In an otherwise horrific week for Donald Trump, one piece of good news shone through the mire of attacks on grieving parents, terrible poll numbers and rumors of a coming campaign shake-up: Trump’s fundraising operation appears to be running extremely well -- to the point of nearly matching the July totals announced by his Democratic opponent, Hillary Clinton.
In typical Trumpian fashion, the campaign released the numbers in a press release touting his “$80 million haul,” but there was legitimate reason for crowing. The campaign took in $64 million in direct donations over the course of July, and raised another $16 million at 20 fundraising events held in conjunction with the Republican National Committee.
At a time when more and more Republican lawmakers are reconsidering their support for him or even disavowing him completely, the fundraising numbers contain another vital bit of information: A large share of that cash is coming from small-dollar donors who remain sufficiently energized by Trump to write him a check or to go online to donate.
That could signal that, even as the Republican elite begins to get cold feet, a strong core of supporters still stands behind the billionaire political novice. And Trump wants everyone to know it.
He’s been touting the numbers at campaign events all week. While 20 Clinton donors combined to give $60 million to her campaign, he said, he took in $35.8 million from small-dollar donors giving an average of between $60 and $70 apiece.
“Most Republicans, they’d get like three people giving $12 and they’d say, ‘Well, that’s about as good as we’re going to get.’ But we’re going to have close to 60,000 people,” Trump said at a campaign stop in Virginia earlier this week.

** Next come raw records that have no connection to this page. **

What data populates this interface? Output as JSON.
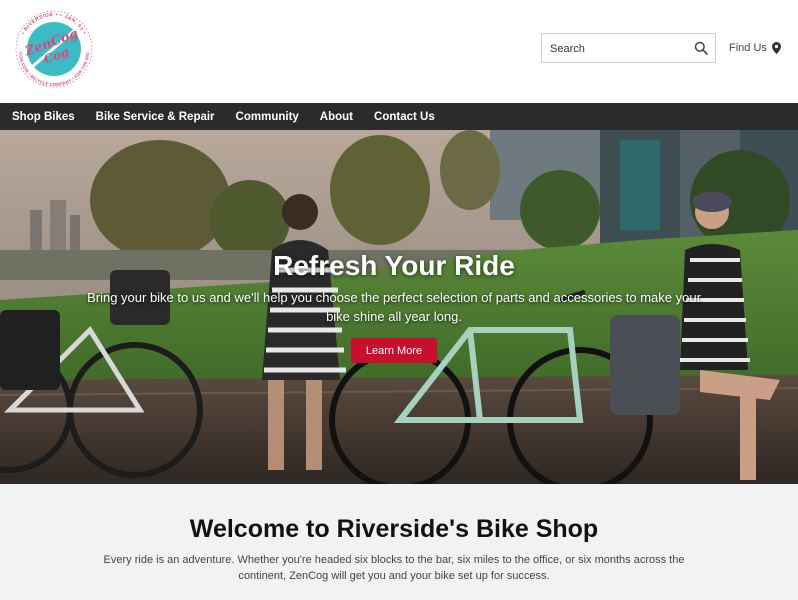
{
  "brand": {
    "logo_text": "ZenCog",
    "logo_ring_top": "• RIVERSIDE • • JAN. 01 •",
    "logo_ring_bottom": "ZENCOG.COM • BICYCLE COMPANY • FOR THE WORLD",
    "colors": {
      "teal": "#3bbcc4",
      "pink": "#e2457a"
    }
  },
  "header": {
    "search_placeholder": "Search",
    "find_us_label": "Find Us"
  },
  "nav": {
    "items": [
      "Shop Bikes",
      "Bike Service & Repair",
      "Community",
      "About",
      "Contact Us"
    ]
  },
  "hero": {
    "title": "Refresh Your Ride",
    "subtitle": "Bring your bike to us and we'll help you choose the perfect selection of parts and accessories to make your bike shine all year long.",
    "cta_label": "Learn More",
    "cta_color": "#c8102e"
  },
  "welcome": {
    "title": "Welcome to Riverside's Bike Shop",
    "body": "Every ride is an adventure. Whether you're headed six blocks to the bar, six miles to the office, or six months across the continent, ZenCog will get you and your bike set up for success."
  }
}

Former investment banker Steve Mnuchin, Trump’s finance chair, also stressed the composition of the campaign’s donor pool. “We are extremely proud of our 69% growth in small dollar donations which shows the broad based support of over one million donors across America,” he said in a statement. “Our volunteers and contributors are clearly committed to electing Donald J. Trump as President in November.”
In boasting about his successful fundraising, Trump is doing more than his standard self-promotion.
In a week when House Speaker Paul Ryan and other senior GOP lawmakers are coming under increased pressure to revoke their endorsements of Trump, it also sends a message about what would happen if the former reality television star decides he has been betrayed by the GOP establishment. With the loyalty of millions of GOP voters, Trump could cause massive problems for the party up and down the ballot in November, and possibly beyond.
That is almost certainly a major reason why Ryan, fresh off learning that his own party’s presidential nominee had refused to endorse him for reelection -- even after Ryan endorsed him for president -- still can’t make the break from Trump.
"You would think we ought to be focusing on Hillary Clinton and all of her deficiencies,” he told Wisconsin radio host Jerry Bader on Thursday. “She is such a weak candidate that one would think we would be on offense against Hillary Clinton. It is distressing that this is not what we're talking about these days."
Even as he admitted that Trump’s recent attacks on the parents of a U.S. soldier killed in Iraq were “beyond the pale,” he said that he would still stand behind Trump.
“We are a party where the grassroots Republican primary voter selects our nominee and that's as it should be and that it what it is. I think there's something to be said about respecting those voters,” Ryan said.
“But if I see and hear things that I think are wrong, I'm not going to sit by and say nothing because I think I have a duty as a Republican leader to defend Republican principles and our party's brand.”
Left unsaid was that the person he’s defending it from is the same guy he is telling people to elect as the next president.